Rights groups urge Sudan army to free those detained in coup
Two leading international rights groups urged Sudan’s military in a joint statement Tuesday to release government officials, activists and others detained during the army's coup last month.
Human Rights Watch and Amnesty International also appealed for an end to "further arbitrary arrests" and the crackdown that has been taking place on anti-coup protests.
This was the first time the two groups issued a joint statement; they had each separately appealed on Sudan's military to free those arrested during and after the coup.
On October 25, the Sudanese military seized power, dissolving the country’s transitional government and detaining more than 100 government officials and political leaders, along with a large number of protesters and activists. The army also placed the country’s Prime Minister, Abdalla Hamdok, under house arrest in his residence in the capital of Khartoum.

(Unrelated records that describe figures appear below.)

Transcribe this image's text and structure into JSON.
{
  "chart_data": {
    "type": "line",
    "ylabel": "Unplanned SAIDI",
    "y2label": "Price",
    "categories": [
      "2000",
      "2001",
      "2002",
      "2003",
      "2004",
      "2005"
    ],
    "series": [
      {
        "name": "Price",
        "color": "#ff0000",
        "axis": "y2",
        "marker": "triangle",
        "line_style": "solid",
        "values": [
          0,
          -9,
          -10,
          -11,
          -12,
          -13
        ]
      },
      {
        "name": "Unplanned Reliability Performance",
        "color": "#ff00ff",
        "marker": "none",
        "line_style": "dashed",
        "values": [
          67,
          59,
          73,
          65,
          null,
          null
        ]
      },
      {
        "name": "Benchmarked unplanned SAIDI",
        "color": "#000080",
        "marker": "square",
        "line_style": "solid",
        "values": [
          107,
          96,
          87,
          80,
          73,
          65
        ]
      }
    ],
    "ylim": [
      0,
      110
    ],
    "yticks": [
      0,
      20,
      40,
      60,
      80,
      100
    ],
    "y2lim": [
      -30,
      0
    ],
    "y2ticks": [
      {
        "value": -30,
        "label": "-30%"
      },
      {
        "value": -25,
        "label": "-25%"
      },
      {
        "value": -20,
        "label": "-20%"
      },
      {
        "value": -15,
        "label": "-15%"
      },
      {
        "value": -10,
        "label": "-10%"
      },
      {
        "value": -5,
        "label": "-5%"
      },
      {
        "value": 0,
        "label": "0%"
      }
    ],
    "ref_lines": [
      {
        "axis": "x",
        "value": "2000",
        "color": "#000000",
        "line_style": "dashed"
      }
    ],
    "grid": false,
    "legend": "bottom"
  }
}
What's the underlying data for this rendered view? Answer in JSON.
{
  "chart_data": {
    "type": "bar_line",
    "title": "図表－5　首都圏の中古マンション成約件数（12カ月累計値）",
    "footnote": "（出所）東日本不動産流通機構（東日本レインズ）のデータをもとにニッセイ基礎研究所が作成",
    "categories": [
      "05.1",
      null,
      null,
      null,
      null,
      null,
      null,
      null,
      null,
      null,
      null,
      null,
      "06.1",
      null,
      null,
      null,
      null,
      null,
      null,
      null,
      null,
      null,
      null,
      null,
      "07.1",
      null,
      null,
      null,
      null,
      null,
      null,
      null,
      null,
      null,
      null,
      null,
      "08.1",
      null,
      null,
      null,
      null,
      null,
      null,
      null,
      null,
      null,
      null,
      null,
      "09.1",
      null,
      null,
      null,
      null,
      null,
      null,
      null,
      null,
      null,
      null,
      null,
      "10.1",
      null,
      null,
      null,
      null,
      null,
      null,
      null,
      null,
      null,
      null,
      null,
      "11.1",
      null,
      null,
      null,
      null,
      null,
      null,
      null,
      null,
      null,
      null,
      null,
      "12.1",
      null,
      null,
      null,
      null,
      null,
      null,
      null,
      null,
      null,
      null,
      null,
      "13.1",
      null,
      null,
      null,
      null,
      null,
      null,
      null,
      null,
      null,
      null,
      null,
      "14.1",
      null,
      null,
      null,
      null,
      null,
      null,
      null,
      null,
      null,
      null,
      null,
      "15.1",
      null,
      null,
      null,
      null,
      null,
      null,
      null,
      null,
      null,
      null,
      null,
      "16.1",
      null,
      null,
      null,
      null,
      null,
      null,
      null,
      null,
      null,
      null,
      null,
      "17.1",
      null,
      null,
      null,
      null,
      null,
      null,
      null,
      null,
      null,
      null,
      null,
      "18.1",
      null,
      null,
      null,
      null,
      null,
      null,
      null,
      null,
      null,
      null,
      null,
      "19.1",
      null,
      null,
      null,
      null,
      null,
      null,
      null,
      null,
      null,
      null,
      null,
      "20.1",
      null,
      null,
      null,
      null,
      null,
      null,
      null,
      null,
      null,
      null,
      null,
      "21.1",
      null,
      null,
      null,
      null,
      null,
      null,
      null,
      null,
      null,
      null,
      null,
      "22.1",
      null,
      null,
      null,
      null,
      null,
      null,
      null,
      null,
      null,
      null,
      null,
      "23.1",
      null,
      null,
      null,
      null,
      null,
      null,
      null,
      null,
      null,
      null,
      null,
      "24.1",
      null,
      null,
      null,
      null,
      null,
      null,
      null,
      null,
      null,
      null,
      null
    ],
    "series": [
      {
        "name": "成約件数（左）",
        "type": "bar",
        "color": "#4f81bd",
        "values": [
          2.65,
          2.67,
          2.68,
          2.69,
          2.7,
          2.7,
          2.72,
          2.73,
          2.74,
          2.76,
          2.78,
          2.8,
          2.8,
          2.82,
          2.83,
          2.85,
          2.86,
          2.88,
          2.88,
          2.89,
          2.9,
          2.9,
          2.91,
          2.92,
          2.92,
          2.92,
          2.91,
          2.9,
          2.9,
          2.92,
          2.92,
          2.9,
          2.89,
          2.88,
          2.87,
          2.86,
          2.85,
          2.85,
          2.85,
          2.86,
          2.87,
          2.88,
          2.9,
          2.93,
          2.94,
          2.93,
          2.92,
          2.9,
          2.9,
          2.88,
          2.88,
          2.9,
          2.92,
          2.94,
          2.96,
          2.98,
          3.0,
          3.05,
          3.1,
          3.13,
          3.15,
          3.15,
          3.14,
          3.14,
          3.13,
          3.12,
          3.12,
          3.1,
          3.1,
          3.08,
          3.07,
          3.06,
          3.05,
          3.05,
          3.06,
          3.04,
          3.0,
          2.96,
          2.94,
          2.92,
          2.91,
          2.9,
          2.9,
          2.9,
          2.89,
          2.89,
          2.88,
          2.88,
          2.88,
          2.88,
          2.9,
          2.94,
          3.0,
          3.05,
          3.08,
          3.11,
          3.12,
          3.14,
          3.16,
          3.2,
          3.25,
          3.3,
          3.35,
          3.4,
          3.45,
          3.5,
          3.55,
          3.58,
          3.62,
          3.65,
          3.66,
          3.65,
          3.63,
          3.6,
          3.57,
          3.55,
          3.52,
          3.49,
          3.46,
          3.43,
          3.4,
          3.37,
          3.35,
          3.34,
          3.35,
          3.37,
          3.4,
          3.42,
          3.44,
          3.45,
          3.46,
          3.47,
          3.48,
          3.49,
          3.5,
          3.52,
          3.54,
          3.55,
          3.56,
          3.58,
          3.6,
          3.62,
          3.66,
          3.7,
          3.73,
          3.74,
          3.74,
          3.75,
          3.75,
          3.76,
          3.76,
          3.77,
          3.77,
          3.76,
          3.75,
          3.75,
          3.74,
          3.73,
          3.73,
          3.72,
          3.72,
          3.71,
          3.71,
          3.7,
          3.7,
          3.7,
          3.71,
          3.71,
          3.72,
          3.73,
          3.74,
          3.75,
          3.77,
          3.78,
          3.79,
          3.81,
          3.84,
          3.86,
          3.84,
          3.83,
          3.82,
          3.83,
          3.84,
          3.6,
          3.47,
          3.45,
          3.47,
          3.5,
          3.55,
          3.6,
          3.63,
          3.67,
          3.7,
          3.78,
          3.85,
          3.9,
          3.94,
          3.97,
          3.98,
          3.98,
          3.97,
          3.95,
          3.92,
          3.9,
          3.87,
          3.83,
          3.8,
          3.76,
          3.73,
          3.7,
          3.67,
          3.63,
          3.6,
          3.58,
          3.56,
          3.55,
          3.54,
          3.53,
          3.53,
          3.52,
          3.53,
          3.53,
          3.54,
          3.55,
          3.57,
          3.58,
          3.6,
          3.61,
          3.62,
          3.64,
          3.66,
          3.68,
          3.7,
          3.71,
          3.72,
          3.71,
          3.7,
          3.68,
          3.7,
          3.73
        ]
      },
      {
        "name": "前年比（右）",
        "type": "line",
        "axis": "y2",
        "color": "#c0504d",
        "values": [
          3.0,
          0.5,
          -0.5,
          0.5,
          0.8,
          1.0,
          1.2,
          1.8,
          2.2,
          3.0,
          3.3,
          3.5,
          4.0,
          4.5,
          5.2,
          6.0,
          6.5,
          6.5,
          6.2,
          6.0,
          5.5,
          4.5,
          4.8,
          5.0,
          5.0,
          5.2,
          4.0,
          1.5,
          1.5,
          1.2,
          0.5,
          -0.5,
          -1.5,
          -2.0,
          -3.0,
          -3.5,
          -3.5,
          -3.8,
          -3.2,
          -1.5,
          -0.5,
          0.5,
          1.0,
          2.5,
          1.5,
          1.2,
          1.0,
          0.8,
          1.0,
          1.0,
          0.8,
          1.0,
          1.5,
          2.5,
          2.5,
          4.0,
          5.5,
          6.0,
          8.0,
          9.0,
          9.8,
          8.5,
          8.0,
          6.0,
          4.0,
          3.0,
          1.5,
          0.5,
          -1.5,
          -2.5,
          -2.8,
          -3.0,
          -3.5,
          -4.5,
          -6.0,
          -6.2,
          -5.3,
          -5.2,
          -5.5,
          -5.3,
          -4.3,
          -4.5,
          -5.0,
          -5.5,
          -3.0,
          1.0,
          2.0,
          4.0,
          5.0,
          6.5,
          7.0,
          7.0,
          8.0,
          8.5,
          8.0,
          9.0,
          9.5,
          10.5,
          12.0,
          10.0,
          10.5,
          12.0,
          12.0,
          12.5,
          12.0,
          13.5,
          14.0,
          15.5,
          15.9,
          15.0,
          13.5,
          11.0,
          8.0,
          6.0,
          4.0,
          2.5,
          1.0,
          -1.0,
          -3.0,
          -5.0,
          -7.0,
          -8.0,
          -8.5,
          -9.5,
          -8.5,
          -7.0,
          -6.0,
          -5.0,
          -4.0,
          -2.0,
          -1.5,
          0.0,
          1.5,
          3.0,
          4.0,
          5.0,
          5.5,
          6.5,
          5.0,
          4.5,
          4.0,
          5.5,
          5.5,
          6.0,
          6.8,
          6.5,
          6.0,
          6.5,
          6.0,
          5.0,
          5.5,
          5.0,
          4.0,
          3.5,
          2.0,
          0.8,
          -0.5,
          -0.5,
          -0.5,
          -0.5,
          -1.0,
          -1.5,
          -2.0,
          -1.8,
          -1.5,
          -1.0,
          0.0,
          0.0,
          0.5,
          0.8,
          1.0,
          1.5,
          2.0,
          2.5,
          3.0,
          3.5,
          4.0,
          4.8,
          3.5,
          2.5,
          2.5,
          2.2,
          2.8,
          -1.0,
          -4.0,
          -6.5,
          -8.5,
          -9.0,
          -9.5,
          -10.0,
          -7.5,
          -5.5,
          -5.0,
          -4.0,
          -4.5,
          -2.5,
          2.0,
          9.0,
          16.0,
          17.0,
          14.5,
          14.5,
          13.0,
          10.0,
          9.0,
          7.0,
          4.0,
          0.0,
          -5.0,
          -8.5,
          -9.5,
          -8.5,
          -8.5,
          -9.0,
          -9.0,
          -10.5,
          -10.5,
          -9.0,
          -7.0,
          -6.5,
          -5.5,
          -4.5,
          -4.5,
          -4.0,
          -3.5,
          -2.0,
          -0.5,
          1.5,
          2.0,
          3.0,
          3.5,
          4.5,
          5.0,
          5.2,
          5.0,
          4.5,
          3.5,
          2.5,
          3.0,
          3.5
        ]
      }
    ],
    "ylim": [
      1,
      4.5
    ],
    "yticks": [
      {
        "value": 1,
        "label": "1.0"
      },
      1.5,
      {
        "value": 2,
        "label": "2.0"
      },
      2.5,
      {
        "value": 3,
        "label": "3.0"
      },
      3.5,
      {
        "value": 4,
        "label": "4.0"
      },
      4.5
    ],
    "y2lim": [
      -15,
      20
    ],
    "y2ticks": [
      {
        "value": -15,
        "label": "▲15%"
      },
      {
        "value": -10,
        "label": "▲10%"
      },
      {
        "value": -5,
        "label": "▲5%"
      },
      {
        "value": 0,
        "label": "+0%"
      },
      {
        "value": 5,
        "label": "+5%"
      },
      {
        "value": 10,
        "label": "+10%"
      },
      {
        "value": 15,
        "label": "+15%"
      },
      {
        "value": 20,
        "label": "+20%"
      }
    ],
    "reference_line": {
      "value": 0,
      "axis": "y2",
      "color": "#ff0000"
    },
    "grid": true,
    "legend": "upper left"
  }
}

Since the takeover, at least 14 anti-coup protesters have been killed due to excessive force used by the country’s security forces, according to Sudanese doctors and the United Nations. On Sunday, security forces tear-gassed demonstrators and rounded up more than 100 people, most of them anti-coup teachers in Khartoum.
The coup has drawn international criticism and massive protests in the streets of Khartoum and elsewhere in the country.
Moez Hadra, a defense lawyer for the deposed officials, said half of them are believed to be held in Khartoum while the others are scattered across the country’s provinces. Hadra added that he and other defense lawyers have yet to be allowed to communicate with some of their clients or even know their whereabouts.
Twenty-five of those detained face charges of inciting troops to rebel against their leaders, he said. If convicted, they would likely face up to life imprisonment, he added.
Mohamed Osman, Human Rights Watch's researcher on Sudan, said that since the coup, "the Sudanese military has resorted to its well-trodden and brutal tactics, undermining small but important progress on rights and freedoms that Sudanese from all walks of life have fought for."
The coup has upended the country’s fragile planned transition to democratic rule, more than two years after a popular uprising forced the removal of longtime autocrat Omar al-Bashir and his Islamist government in April 2019.
Sudanese have taken to the streets in masses against the coup. The protest movement insists on a full civilian government to rule Sudan during the transition. But military leaders have maintained they were compelled to take over because of alleged quarrels among political parties that they claimed could lead to civil war.
International mediation efforts have been underway to find a way out of the crisis — or at least return Sudan to its pre-coup status — with little headway. For its part, the protest movement has rejected internationally backed initiatives to return to a power-sharing arrangement with the military.
Tuesday's joint statement quoted Sarah Jackson, Amnesty's deputy regional director, as calling for a "joint, coordinated, and strong regional and international response" to rights violations in Sudan.
"The Sudanese people have the rights to peaceful protest, to liberty and security, fair trial, and many more that the military cannot undermine," she said.